コンピュータソフトウェア著作権協会(ACCS)らが取りまとめた「ファイル共有ソフト利用実態調査」の関連調査で、9月18日から9月26日までインターネットユーザーに対してファイル共有ソフト利用者のセキュリティ状況などを調べた。有効回答数2万189。
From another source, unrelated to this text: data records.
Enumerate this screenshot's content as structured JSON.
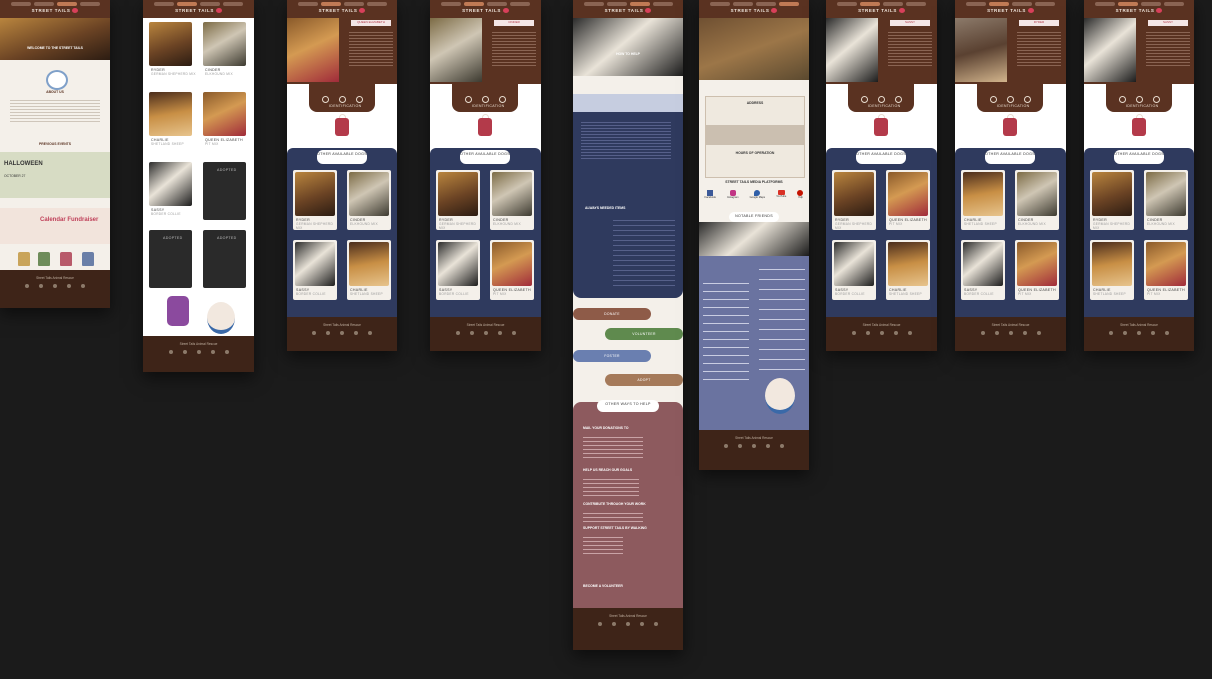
{
  "brand": {
    "name": "STREET TAILS"
  },
  "boards": {
    "home": {
      "hero_title": "WELCOME TO THE STREET TAILS",
      "about_heading": "ABOUT US",
      "events_heading": "PREVIOUS EVENTS",
      "event_1": "HALLOWEEN",
      "event_1_date": "OCTOBER 27",
      "event_2": "Calendar Fundraiser",
      "footer_icons": [
        "paw-icon",
        "youtube-icon",
        "facebook-icon",
        "pin-icon",
        "camera-icon"
      ]
    },
    "adopt": {
      "dogs": [
        {
          "name": "RYDER",
          "breed": "GERMAN SHEPHERD MIX"
        },
        {
          "name": "CINDER",
          "breed": "ELKHOUND MIX"
        },
        {
          "name": "CHARLIE",
          "breed": "SHETLAND SHEEP"
        },
        {
          "name": "QUEEN ELIZABETH",
          "breed": "PIT MIX"
        },
        {
          "name": "SASSY",
          "breed": "BORDER COLLIE"
        },
        {
          "name": "ADOPTED",
          "breed": ""
        },
        {
          "name": "ADOPTED",
          "breed": ""
        },
        {
          "name": "ADOPTED",
          "breed": ""
        }
      ]
    },
    "profile": {
      "name_tag": "QUEEN ELIZABETH",
      "id_label": "IDENTIFICATION",
      "other_dogs": "OTHER AVAILABLE DOGS",
      "cards": [
        {
          "name": "RYDER",
          "breed": "GERMAN SHEPHERD MIX"
        },
        {
          "name": "CINDER",
          "breed": "ELKHOUND MIX"
        },
        {
          "name": "SASSY",
          "breed": "BORDER COLLIE"
        },
        {
          "name": "CHARLIE",
          "breed": "SHETLAND SHEEP"
        }
      ]
    },
    "profile2": {
      "name_tag": "CINDER",
      "cards": [
        {
          "name": "RYDER",
          "breed": "GERMAN SHEPHERD MIX"
        },
        {
          "name": "CINDER",
          "breed": "ELKHOUND MIX"
        },
        {
          "name": "SASSY",
          "breed": "BORDER COLLIE"
        },
        {
          "name": "QUEEN ELIZABETH",
          "breed": "PIT MIX"
        }
      ]
    },
    "help": {
      "hero_title": "HOW TO HELP",
      "needed_heading": "ALWAYS NEEDED ITEMS",
      "buttons": [
        "DONATE",
        "VOLUNTEER",
        "FOSTER",
        "ADOPT"
      ],
      "other_ways": "OTHER WAYS TO HELP",
      "sections": [
        "MAIL YOUR DONATIONS TO",
        "HELP US REACH OUR GOALS",
        "CONTRIBUTE THROUGH YOUR WORK",
        "SUPPORT STREET TAILS BY WALKING",
        "BECOME A VOLUNTEER"
      ]
    },
    "contact": {
      "address_heading": "ADDRESS",
      "hours_heading": "HOURS OF OPERATION",
      "social_heading": "STREET TAILS MEDIA PLATFORMS",
      "social": [
        "Facebook",
        "Instagram",
        "Google Maps",
        "YouTube",
        "Yelp"
      ],
      "friends_heading": "NOTABLE FRIENDS"
    },
    "profile3": {
      "name_tag": "SASSY",
      "cards": [
        {
          "name": "RYDER",
          "breed": "GERMAN SHEPHERD MIX"
        },
        {
          "name": "QUEEN ELIZABETH",
          "breed": "PIT MIX"
        },
        {
          "name": "SASSY",
          "breed": "BORDER COLLIE"
        },
        {
          "name": "CHARLIE",
          "breed": "SHETLAND SHEEP"
        }
      ]
    },
    "profile4": {
      "name_tag": "RYDER",
      "cards": [
        {
          "name": "CHARLIE",
          "breed": "SHETLAND SHEEP"
        },
        {
          "name": "CINDER",
          "breed": "ELKHOUND MIX"
        },
        {
          "name": "SASSY",
          "breed": "BORDER COLLIE"
        },
        {
          "name": "QUEEN ELIZABETH",
          "breed": "PIT MIX"
        }
      ]
    },
    "profile5": {
      "name_tag": "SASSY",
      "cards": [
        {
          "name": "RYDER",
          "breed": "GERMAN SHEPHERD MIX"
        },
        {
          "name": "CINDER",
          "breed": "ELKHOUND MIX"
        },
        {
          "name": "CHARLIE",
          "breed": "SHETLAND SHEEP"
        },
        {
          "name": "QUEEN ELIZABETH",
          "breed": "PIT MIX"
        }
      ]
    }
  },
  "colors": {
    "background": "#1b1b1b",
    "brown": "#5a3221",
    "navy": "#2f3a5e",
    "pink": "#b33a4a",
    "mauve": "#8d5a5e"
  }
}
頻発する漏洩事故などを理由に、自宅で仕事をしないとする回答が57.7%から70.7%へ増加するなど意識に変化が見られた。ファイル共有ソフトの利用場所は自宅が96.6%だったものの、職場や学校などのPCも10.7%が使用。昨年より3.3ポイント上昇した。
ファイル共有ソフト利用時のセキュリティ対策としては、ウイルス対策ソフトを利用しているとの回答が80.4%と目立ち、33.8%もセキュリティ対策ツールを利用。さらに10.9%は専用パソコンを利用していた。ただし「特に何もしていない」とする回答も10.1%に上る。
現行の利用者に対してファイル共有ソフト経由でウイルスをダウンロードした経験を訪ねたところ、45.5%が経験者で、17.3%は実際にウイルスへ感染している。またダウンロードの経験について「わからない」との回答も16.9%と少なくなく、潜在的な感染者がいると同社では分析している。
現在ファイル共有ソフトを利用しているユーザーについては、「情報漏洩がかなり心配である」との回答は17.0%で、「少し心配である(49.7%)」をあわせると6割の利用者が危険を感じている。実際に利用をやめたユーザーの34.2%は、情報漏洩の懸念を理由に挙げた。
一方、企業などファイル共有ソフトを禁止する企業も増えているが、こうした規則により利用をやめたユーザーは3.3%。同社では禁止措置だけでは不十分として具体的な対策を実施するよう呼びかけている。